Andere Forscher fanden heraus, dass Fregattvögel mehr als 40 Tage lang 410 Kilometer pro Tag fliegen können, bevor sie das Land berühren – eine Leistung, die ohne die Möglichkeit, auf dem Flügel zu schlafen, nicht möglich wäre.
Seeelefanten schlafen, während sie tief tauchen
An Land ist das Leben für einen 2.200 kg schweren Nördlichen See-Elefanten einfach. Aber auf See ist Schlaf gefährlich – Haie und Schwertwale, die Robben jagen, lauern.
Diese Robben unternehmen bis zu acht Monate lang ausgedehnte Nahrungssuchen und tauchen immer wieder in Tiefen von mehreren hundert Metern, um Fische, Tintenfische, Rochen und andere Meeressnacks zu fangen.
Jeder tiefe Tauchgang kann etwa 30 Minuten dauern. Und etwa ein Drittel dieser Zeit könnten die Robben schlafen, wie Untersuchungen unter der Leitung von Jessica Kendall-Bar von der Scripps Institution of Oceanography ergaben.

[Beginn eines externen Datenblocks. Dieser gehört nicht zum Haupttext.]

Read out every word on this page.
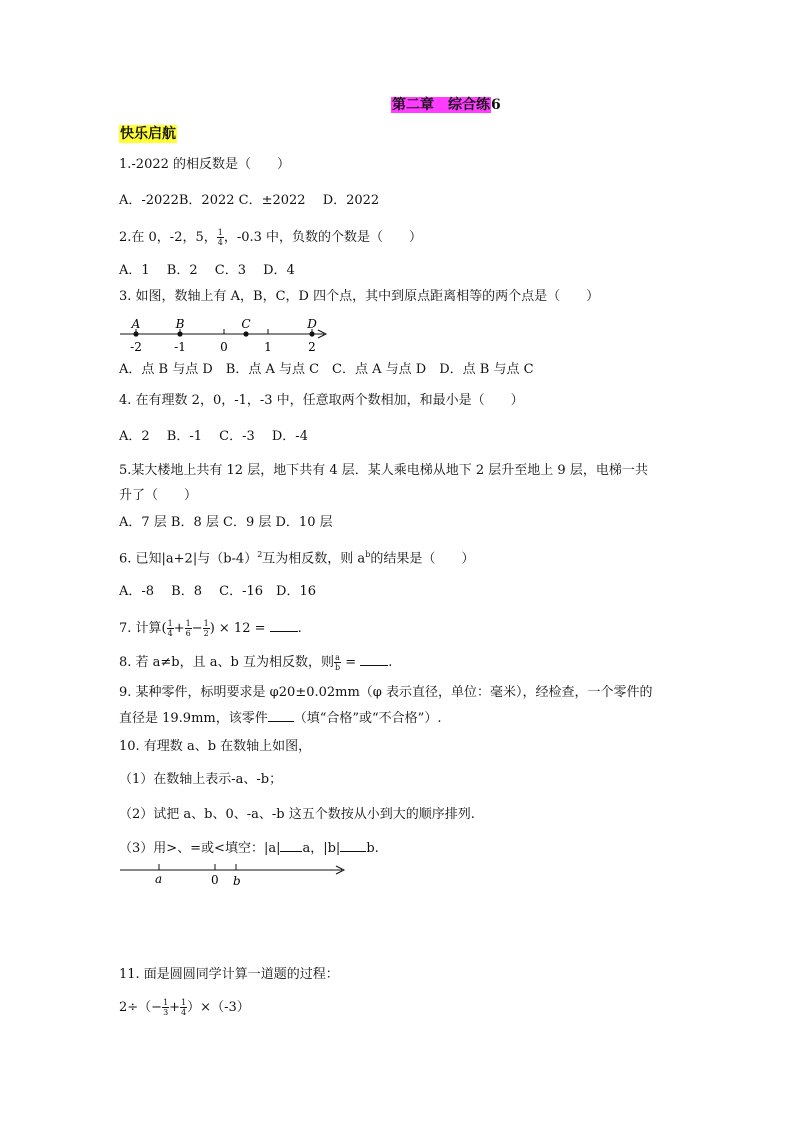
第二章　 综合练6
快乐启航
1.-2022 的相反数是（　　）
A．-2022B．2022 C．±2022　 D．2022
2.在 0，-2，5， $\frac{1}{4}$ ，-0.3 中，负数的个数是（　　）
A．1　 B．2　 C．3　 D．4
3. 如图，数轴上有 A，B，C，D 四个点，其中到原点距离相等的两个点是（　　）
-2	-1	0	1	2
A	B	C	D
A．点 B 与点 D　B．点 A 与点 C　C．点 A 与点 D　D．点 B 与点 C
4. 在有理数 2，0，-1，-3 中，任意取两个数相加，和最小是（　　）
A．2　 B．-1　 C．-3　 D．-4
5.某大楼地上共有 12 层，地下共有 4 层．某人乘电梯从地下 2 层升至地上 9 层，电梯一共
升了（　　）
A．7 层 B．8 层 C．9 层 D．10 层
6. 已知|a+2|与$(b-4)^2$互为相反数，则 $a^b$的结果是（　　）
A．-8　 B．8　 C．-16　D．16
7. 计算( $\frac{1}{4} + \frac{1}{6} - \frac{1}{2}$ ) × 12 = .
8. 若 a≠b，且 a、b 互为相反数，则 $\frac{a}{b}$ = .
9. 某种零件，标明要求是 φ20±0.02mm（φ 表示直径，单位：毫米），经检查，一个零件的
直径是 19.9mm，该零件 （填“合格”或“不合格”）.
10. 有理数 a、b 在数轴上如图，
（1）在数轴上表示-a、-b；
（2）试把 a、b、0、-a、-b 这五个数按从小到大的顺序排列.
（3）用>、=或<填空：|a| a，|b| b.
a	0 b
11. 面是圆圆同学计算一道题的过程：
$2\div(- \frac{1}{3} + \frac{1}{4} )\times(-3)$
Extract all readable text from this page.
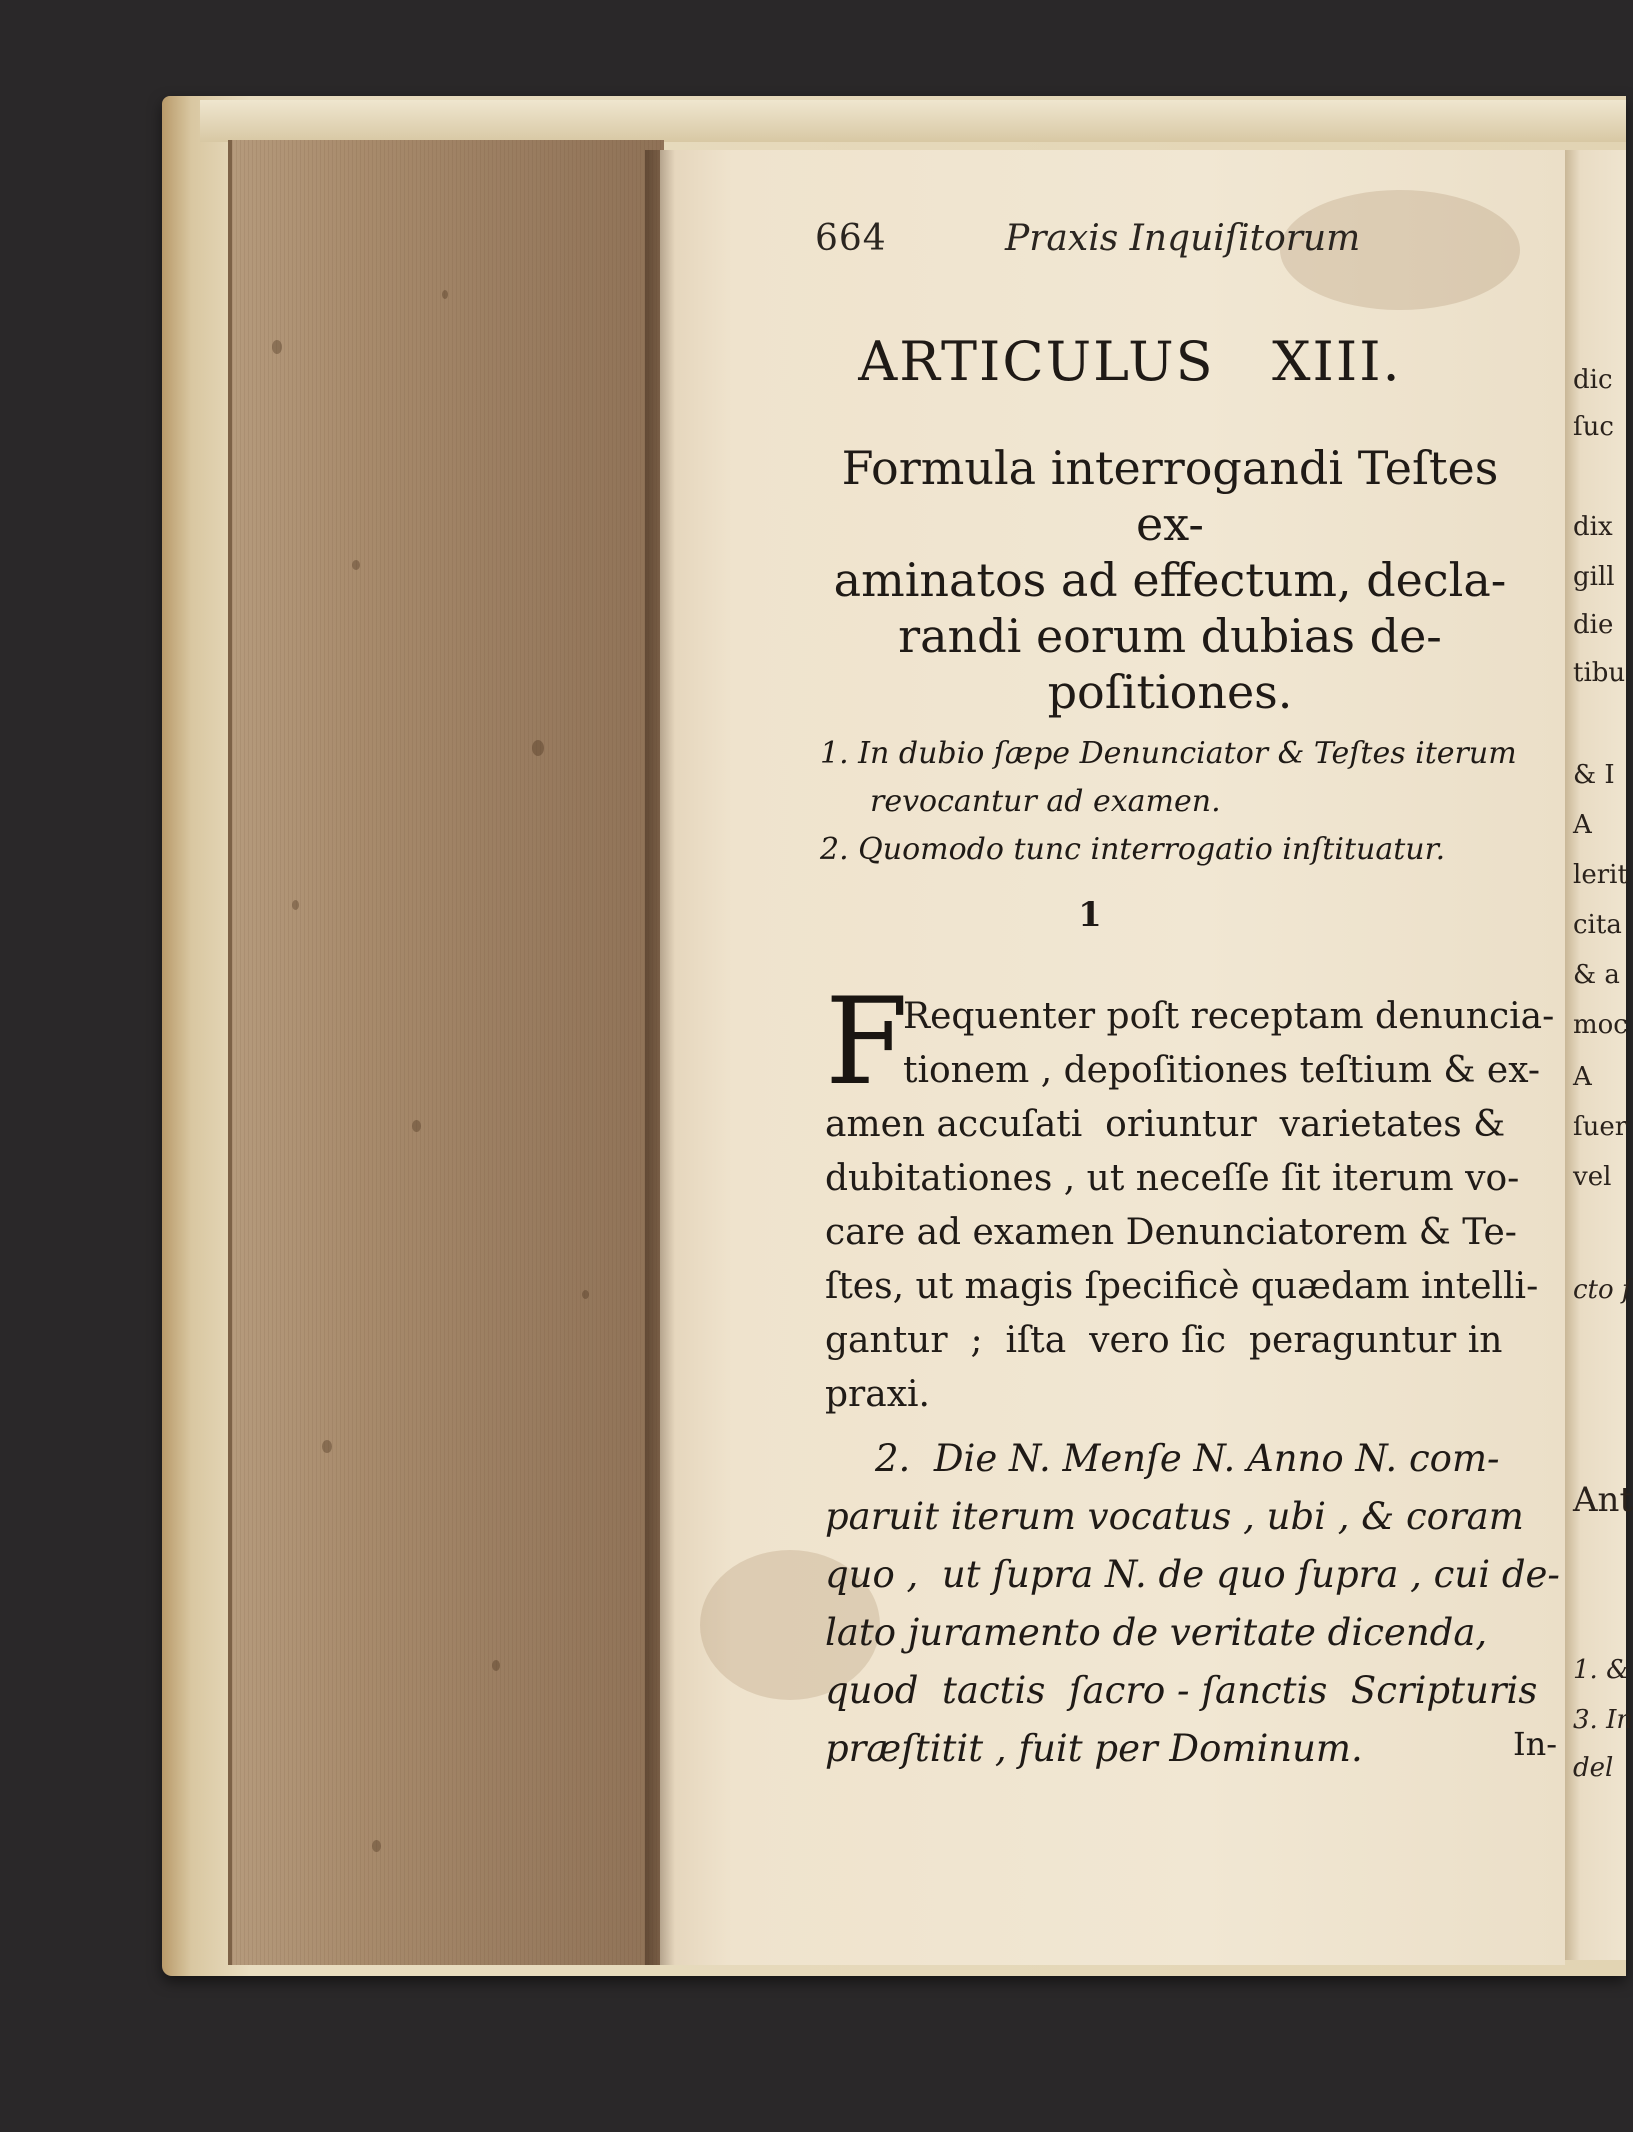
664	Praxis Inquiſitorum
ARTICULUS   XIII.
Formula interrogandi Teſtes ex-
aminatos ad effectum, decla-
randi eorum dubias de-
poſitiones.
1. In dubio ſæpe Denunciator & Teſtes iterum
revocantur ad examen.
2. Quomodo tunc interrogatio inſtituatur.
1
F
Requenter poſt receptam denuncia-
tionem , depoſitiones teſtium & ex-
amen accuſati  oriuntur  varietates &
dubitationes , ut neceſſe ſit iterum vo-
care ad examen Denunciatorem & Te-
ſtes, ut magis ſpecificè quædam intelli-
gantur  ;  iſta  vero ſic  peraguntur in
praxi.
2.  Die N. Menſe N. Anno N. com-
paruit iterum vocatus , ubi , & coram
quo ,  ut ſupra N. de quo ſupra , cui de-
lato juramento de veritate dicenda,
quod  tactis  ſacro - ſanctis  Scripturis
præſtitit , fuit per Dominum.	In-
dic
ſuc
dix
gill
die
tibu
& I
A
lerit
cita
& a
moc
A
ſuer
vel
cto ſ
Ant
1. &
3. In
del
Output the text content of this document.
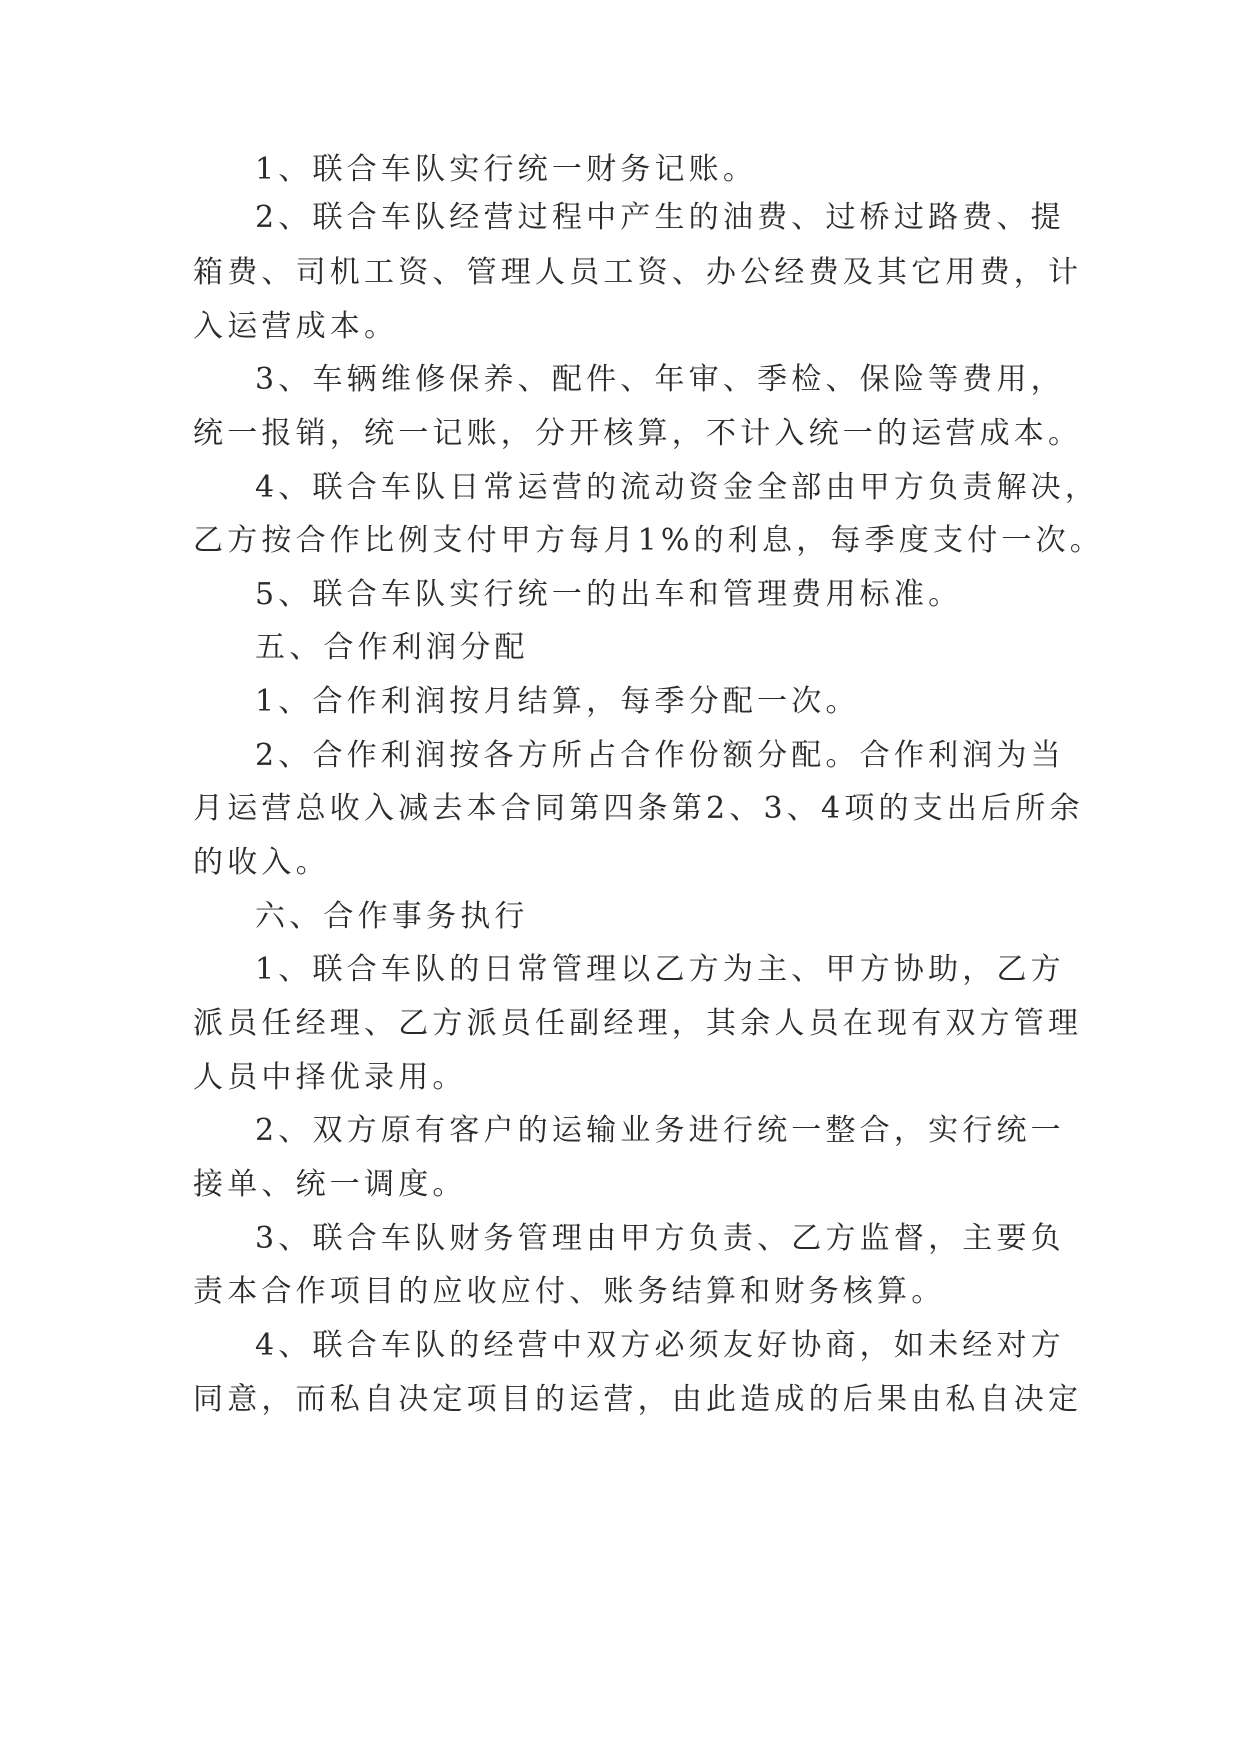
1、联合车队实行统一财务记账。
2、联合车队经营过程中产生的油费、过桥过路费、提
箱费、司机工资、管理人员工资、办公经费及其它用费，计
入运营成本。
3、车辆维修保养、配件、年审、季检、保险等费用，
统一报销，统一记账，分开核算，不计入统一的运营成本。
4、联合车队日常运营的流动资金全部由甲方负责解决，
乙方按合作比例支付甲方每月1%的利息，每季度支付一次。
5、联合车队实行统一的出车和管理费用标准。
五、合作利润分配
1、合作利润按月结算，每季分配一次。
2、合作利润按各方所占合作份额分配。合作利润为当
月运营总收入减去本合同第四条第2、3、4项的支出后所余
的收入。
六、合作事务执行
1、联合车队的日常管理以乙方为主、甲方协助，乙方
派员任经理、乙方派员任副经理，其余人员在现有双方管理
人员中择优录用。
2、双方原有客户的运输业务进行统一整合，实行统一
接单、统一调度。
3、联合车队财务管理由甲方负责、乙方监督，主要负
责本合作项目的应收应付、账务结算和财务核算。
4、联合车队的经营中双方必须友好协商，如未经对方
同意，而私自决定项目的运营，由此造成的后果由私自决定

Kendall-Bars Team entwickelte eine Neopren-Kopfkappe, die einer Badekappe ähnelte, mit Geräten zur Erkennung von Bewegungen und der Gehirnaktivität von Robben während Tauchgängen und holte die Kappen mit protokollierten Daten zurück, als Robben an die Strände in Nordkalifornien zurückkehrten.
Die 13 untersuchten weiblichen Robben neigten dazu, während der tiefsten Abschnitte ihrer Tauchgänge zu schlafen, wenn sie sich unterhalb der Tiefen befanden, in denen Raubtiere normalerweise patrouillieren.
Dieser Schlaf bestand sowohl aus Langsamschlaf als auch aus REM-Schlaf. Während des REM-Schlafs (Rapid Eye Movement Sleep) waren die Robben – genau wie Menschen in diesem Tiefschlafstadium – vorübergehend gelähmt und ihre Tauchbewegung veränderte sich. Anstelle einer kontrollierten Abwärtsgleitbewegung drehten sie sich manchmal auf den Kopf und drehten sich im REM-Schlaf in einer sogenannten „Schlafspirale“, wie die Forscher es nannten.
Innerhalb von 24 Stunden schliefen die Robben auf See insgesamt etwa zwei Stunden. (Zurück am Strand waren es durchschnittlich etwa 10 Stunden.)
Die kurvenreiche Entwicklung des Schlafes
Wissenschaftler sind immer noch dabei, herauszufinden, warum wir schlafen – und wie viel wir wirklich brauchen.
Es ist unwahrscheinlich, dass ein müder Mensch diese extremen tierischen Schlaf-Hacks ausprobieren kann. Aber wenn man mehr darüber erfährt, wie vielfältig das Nickerchen in freier Wildbahn sein kann, zeigt sich die Flexibilität einiger Arten. Die Natur hat sich so entwickelt, dass es selbst in den prekärsten Situationen möglich ist, die Augen zu schließen.